Dio ci ha trovato e quindi noi abbiamo potuto cercare e riconciliarci con il Padre al quale eravamo intimamente connessi ma che, essendo i nostri occhi coperti dalla tenebra del peccato non avremmo mai potuto riconoscere. Questo significa essere usciti dalla non-conoscenza di Dio ma anche dallo stato intermedio dell’indecisione. Questo significa che ora il dubbio – che è sempre il compagno di viaggio della fede – ora è un dubbio che ci radica nel mistero di Dio e del suo amore e non più il dubbio dell’ignoranza e dello smarrimento.
Tutto questo proviene da un’offerta libera e gratuita che Dio ci fa del suo amore ma che dev’essere accolto con una scelta da parte nostra, perché anche il più bello dei regali si può rifiutare.
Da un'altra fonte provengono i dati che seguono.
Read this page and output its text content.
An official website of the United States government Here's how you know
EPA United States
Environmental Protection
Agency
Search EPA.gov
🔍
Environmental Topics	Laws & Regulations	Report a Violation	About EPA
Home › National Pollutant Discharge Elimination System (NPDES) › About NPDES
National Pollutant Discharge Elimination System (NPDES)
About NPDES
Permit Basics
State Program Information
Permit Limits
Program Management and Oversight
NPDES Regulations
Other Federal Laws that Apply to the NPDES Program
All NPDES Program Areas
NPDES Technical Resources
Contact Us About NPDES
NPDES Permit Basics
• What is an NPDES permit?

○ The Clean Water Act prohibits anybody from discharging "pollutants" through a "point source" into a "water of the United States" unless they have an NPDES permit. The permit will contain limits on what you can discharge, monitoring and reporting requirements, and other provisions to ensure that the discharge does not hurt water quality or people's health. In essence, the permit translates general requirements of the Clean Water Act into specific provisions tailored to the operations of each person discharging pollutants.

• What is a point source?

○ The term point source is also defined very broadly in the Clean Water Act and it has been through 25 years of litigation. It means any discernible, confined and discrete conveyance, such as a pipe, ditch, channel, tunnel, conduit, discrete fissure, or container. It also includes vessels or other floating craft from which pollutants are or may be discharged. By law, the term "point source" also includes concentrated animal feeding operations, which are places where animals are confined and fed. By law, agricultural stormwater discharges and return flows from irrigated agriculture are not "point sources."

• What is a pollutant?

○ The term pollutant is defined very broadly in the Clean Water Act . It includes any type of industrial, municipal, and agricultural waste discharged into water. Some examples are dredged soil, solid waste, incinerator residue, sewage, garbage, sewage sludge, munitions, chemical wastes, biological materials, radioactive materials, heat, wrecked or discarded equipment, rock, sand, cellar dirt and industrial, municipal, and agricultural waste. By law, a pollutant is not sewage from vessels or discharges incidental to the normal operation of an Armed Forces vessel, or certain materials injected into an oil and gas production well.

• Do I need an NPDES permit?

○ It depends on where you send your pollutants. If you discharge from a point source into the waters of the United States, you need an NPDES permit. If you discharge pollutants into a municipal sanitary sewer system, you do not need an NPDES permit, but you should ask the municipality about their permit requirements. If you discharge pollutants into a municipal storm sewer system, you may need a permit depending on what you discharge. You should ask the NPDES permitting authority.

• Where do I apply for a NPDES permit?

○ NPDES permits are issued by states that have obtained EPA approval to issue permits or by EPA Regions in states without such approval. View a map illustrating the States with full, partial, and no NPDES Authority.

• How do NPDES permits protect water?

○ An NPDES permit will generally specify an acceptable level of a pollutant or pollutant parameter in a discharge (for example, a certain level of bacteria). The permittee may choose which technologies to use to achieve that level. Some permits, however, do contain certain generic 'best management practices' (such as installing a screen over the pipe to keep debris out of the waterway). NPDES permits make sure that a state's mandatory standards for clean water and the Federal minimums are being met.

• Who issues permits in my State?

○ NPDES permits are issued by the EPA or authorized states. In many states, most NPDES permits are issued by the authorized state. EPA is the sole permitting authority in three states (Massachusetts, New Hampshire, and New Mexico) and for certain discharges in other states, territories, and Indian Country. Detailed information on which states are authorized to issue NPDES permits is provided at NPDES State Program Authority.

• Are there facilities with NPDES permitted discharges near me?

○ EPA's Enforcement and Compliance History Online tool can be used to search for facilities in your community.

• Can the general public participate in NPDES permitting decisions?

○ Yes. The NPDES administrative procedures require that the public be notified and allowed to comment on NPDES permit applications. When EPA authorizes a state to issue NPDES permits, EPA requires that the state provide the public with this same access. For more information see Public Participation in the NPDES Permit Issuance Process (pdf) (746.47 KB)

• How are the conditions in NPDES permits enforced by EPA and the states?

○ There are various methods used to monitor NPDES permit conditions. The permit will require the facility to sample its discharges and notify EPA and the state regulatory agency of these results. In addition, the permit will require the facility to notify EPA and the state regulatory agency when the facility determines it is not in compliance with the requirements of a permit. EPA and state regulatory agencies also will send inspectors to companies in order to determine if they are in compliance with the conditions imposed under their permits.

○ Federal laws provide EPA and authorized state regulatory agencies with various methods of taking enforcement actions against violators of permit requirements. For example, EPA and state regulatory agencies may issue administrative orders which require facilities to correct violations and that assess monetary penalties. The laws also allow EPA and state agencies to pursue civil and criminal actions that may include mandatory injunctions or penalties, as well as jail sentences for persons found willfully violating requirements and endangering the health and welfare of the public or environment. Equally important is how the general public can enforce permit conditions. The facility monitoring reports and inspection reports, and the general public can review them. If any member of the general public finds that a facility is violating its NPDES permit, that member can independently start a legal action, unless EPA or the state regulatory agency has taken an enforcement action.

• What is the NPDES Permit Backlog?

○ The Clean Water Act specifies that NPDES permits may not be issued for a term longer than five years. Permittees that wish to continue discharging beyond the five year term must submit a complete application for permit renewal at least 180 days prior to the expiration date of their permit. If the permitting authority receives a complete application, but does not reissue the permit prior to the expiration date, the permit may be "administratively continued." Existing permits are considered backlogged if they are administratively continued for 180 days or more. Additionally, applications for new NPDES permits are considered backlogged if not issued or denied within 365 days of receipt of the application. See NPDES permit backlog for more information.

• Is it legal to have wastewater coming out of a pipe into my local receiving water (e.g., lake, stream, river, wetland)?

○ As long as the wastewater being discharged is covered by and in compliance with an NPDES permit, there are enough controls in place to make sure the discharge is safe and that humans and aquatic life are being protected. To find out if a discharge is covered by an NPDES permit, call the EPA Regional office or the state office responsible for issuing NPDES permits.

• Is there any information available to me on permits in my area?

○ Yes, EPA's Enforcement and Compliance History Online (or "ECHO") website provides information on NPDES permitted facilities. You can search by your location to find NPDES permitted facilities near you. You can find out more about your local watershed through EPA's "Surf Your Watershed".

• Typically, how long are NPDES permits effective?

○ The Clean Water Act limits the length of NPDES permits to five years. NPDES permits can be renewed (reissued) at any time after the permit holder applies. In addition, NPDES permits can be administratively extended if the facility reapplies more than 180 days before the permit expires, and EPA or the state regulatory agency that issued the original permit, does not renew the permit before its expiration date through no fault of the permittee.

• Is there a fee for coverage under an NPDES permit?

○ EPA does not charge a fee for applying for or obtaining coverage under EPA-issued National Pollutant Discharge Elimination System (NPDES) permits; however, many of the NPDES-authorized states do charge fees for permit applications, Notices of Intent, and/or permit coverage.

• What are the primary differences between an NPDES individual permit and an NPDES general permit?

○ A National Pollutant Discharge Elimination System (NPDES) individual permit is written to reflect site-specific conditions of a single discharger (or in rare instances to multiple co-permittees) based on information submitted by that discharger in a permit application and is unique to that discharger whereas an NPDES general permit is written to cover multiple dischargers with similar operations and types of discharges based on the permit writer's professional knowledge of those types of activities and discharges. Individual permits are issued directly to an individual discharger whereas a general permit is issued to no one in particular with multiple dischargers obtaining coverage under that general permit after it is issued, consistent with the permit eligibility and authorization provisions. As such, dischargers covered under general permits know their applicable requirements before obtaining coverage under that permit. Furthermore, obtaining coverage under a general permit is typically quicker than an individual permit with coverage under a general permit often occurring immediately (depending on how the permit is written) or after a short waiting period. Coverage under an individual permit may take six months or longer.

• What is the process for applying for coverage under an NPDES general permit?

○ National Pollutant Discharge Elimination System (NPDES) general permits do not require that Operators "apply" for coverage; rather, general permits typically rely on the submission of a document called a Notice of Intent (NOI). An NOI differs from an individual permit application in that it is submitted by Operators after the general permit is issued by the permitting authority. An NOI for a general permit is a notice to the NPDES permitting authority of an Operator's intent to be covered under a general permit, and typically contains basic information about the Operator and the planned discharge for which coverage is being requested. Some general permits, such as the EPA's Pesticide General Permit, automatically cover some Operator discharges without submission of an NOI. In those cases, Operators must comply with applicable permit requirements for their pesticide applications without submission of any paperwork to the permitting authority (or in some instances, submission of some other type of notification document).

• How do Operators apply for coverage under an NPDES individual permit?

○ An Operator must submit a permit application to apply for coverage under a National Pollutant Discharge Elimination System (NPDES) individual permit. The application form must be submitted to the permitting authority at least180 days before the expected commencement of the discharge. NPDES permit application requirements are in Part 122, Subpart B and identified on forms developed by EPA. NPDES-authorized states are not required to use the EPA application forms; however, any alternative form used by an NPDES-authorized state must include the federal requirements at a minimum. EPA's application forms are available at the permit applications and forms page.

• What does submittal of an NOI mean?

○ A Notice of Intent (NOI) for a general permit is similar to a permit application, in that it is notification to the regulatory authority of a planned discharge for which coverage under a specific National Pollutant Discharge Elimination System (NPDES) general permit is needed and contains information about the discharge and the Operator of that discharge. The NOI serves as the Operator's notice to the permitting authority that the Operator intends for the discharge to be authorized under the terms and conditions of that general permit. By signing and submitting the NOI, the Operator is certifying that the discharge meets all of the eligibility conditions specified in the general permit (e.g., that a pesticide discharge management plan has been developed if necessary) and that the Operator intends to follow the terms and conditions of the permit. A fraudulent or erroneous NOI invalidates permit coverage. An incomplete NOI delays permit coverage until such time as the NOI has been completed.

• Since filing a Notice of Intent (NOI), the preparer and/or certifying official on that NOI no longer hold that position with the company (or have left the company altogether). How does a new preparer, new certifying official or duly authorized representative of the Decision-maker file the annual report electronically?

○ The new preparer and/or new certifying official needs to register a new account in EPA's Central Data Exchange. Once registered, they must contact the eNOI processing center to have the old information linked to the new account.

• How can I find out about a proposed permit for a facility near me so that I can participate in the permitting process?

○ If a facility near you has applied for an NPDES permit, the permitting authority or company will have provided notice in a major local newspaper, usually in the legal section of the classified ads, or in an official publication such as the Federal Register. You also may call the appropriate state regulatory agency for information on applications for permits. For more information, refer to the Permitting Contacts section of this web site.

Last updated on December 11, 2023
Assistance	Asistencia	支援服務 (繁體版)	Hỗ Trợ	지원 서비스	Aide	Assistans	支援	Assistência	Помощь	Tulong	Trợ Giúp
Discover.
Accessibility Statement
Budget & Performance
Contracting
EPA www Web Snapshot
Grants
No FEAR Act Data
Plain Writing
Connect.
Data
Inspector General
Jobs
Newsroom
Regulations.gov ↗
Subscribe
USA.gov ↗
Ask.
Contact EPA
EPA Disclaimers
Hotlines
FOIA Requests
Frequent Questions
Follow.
Quando scegliamo e confessiamo Cristo come Signore, ricordatevi sempre, anche se lo facciamo con una passione e una convinzione minima ciò non di meno quella è la voce dello Spirito Santo che parla in noi, quella è la manifestazione concreta dell’agire di Dio nella nostra vita – non importa quanto siamo svogliati e poco convinti. Dio ha spinto l’asticella dalla sua parte e questo rimane per sempre.
Questa scelta va però coltivata, rinnovata e ripetuta perché essa diventi il fiorire del Regno di Dio in noi, quell’albero di cui parla Gesù nella parabola, che da un piccolo seme diventa qualcosa in cui possono trovare rifugio tutti gli uccelli del cielo. Perché dobbiamo farlo, per amore di Dio? O per amore di mamma e papà che fin da piccoli ci hanno portati in chiesa e alla scuola domenicale? Non sarebbero motivazioni disprezzabili. Ma prima di tutto dobbiamo farlo per amore di noi stessi: il vero amore di Dio e dei nostri fratelli e sorelle di fede (quali spiritualmente lo sono anche i nostri genitori naturali) può avvenire solo quando noi amiamo noi stessi ponendoci lì dove dobbiamo stare, lì dove dobbiamo essere – nel tempio di Dio dal quale non usciremo mai più, nel suo Regno in terra, dove cielo e terra s’incontrano. Noi siamo le colonne di quel Regno, tramite le quali esso si manifesta rispecchiando l’immagine di Dio in tutto il Creato e al nostro prossimo.
Fratelli e sorelle se la vostra ricerca vi ha condotto a Dio, se avete risposto alla sua chiamata trovando chi vi aveva trovato e siete giunti nel suo tempio, riconoscete la vostra vocazione e diventate quello che siete nati per essere: le colonne sulle quali Dio poggia il suo Regno. Altri verranno cercando il Dio che li ha chiamati: alcuni verranno sulla porta della vostra chiesa ma molti altri, molti di più li incontrerete là fuori. Sappiate che se Dio li ha messi sulla vostra strada lo ha fatto perché egli sa che tramite di voi il suo Regno può giungere a loro, perché egli crede che voi possiate diventare per loro la porta che è stata aperta e che non può più essere chiusa. Se avete risposto alla chiamata di Dio non dimenticatevene ma rimanete costanti per portarla fino in fondo, vivrete l’unica vera vita che vi è stata offerta in dono da prima della vostra nascita.